🤖 AI Summary
Single-view point clouds suffer from geometric incompleteness, leading to low 6-DoF grasp pose estimation accuracy. Method: This paper proposes a grasp framework integrating point cloud completion and executability modeling. It explicitly encodes completed point clouds as geometric features fed into the grasp network to enforce learning of complete-shape priors. Additionally, it introduces a learnable grasp quality scoring mechanism coupled with an adaptive threshold filtering module to bridge the sim-to-real gap. The framework integrates state-of-the-art completion networks (PCN/MPRNet), grasp prediction networks (PointNet++/PAConv), and a score-based filtering mechanism.
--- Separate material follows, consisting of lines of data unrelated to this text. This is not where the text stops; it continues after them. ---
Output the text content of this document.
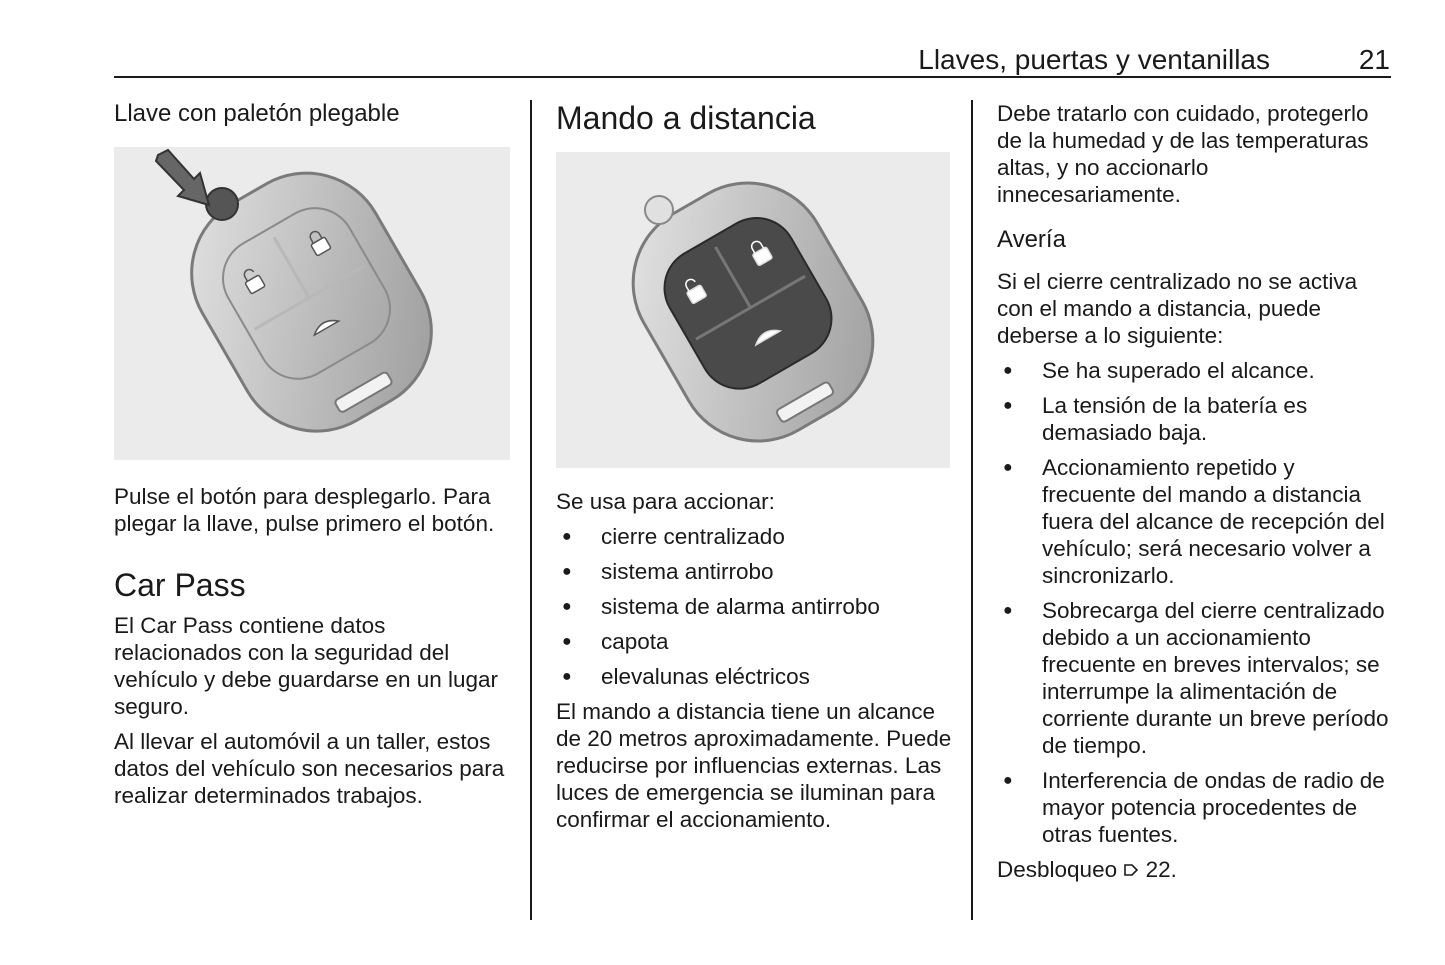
Llaves, puertas y ventanillas	21
Llave con paletón plegable

Pulse el botón para desplegarlo. Para plegar la llave, pulse primero el botón.

Car Pass

El Car Pass contiene datos relacionados con la seguridad del vehículo y debe guardarse en un lugar seguro.

Al llevar el automóvil a un taller, estos datos del vehículo son necesarios para realizar determinados trabajos.

Mando a distancia

Se usa para accionar:

● cierre centralizado
● sistema antirrobo
● sistema de alarma antirrobo
● capota
● elevalunas eléctricos

El mando a distancia tiene un alcance de 20 metros aproximadamente. Puede reducirse por influencias externas. Las luces de emergencia se iluminan para confirmar el accionamiento.

Debe tratarlo con cuidado, protegerlo de la humedad y de las temperaturas altas, y no accionarlo innecesariamente.

Avería

Si el cierre centralizado no se activa con el mando a distancia, puede deberse a lo siguiente:

● Se ha superado el alcance.
● La tensión de la batería es demasiado baja.
● Accionamiento repetido y frecuente del mando a distancia fuera del alcance de recepción del vehículo; será necesario volver a sincronizarlo.
● Sobrecarga del cierre centralizado debido a un accionamiento frecuente en breves intervalos; se interrumpe la alimentación de corriente durante un breve período de tiempo.
● Interferencia de ondas de radio de mayor potencia procedentes de otras fuentes.

Desbloqueo 22.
Results: Evaluated on a real robotic platform, our method achieves a 17.8% absolute improvement in grasp success rate over prior art, demonstrating superior performance against SOTA methods. It exhibits strong robustness and generalization across arbitrary camera viewpoints.
📝 Abstract
The 6-Degree of Freedom (DoF) grasp method based on point clouds has shown significant potential in enabling robots to grasp target objects. However, most existing methods are based on the point clouds (2.5D points) generated from single-view depth images. These point clouds only have one surface side of the object providing incomplete geometry information, which mislead the grasping algorithm to judge the shape of the target object, resulting in low grasping accuracy. Humans can accurately grasp objects from a single view by leveraging their geometry experience to estimate object shapes. Inspired by humans, we propose a novel 6-DoF grasping framework that converts the point completion results as object shape features to train the 6-DoF grasp network. Here, point completion can generate approximate complete points from the 2.5D points similar to the human geometry experience, and converting it as shape features is the way to utilize it to improve grasp efficiency. Furthermore, due to the gap between the network generation and actual execution, we integrate a score filter into our framework to select more executable grasp proposals for the real robot. This enables our method to maintain a high grasp quality in any camera viewpoint. Extensive experiments demonstrate that utilizing complete point features enables the generation of significantly more accurate grasp proposals and the inclusion of a score filter greatly enhances the credibility of real-world robot grasping. Our method achieves a 17.8% success rate higher than the state-of-the-art method in real-world experiments.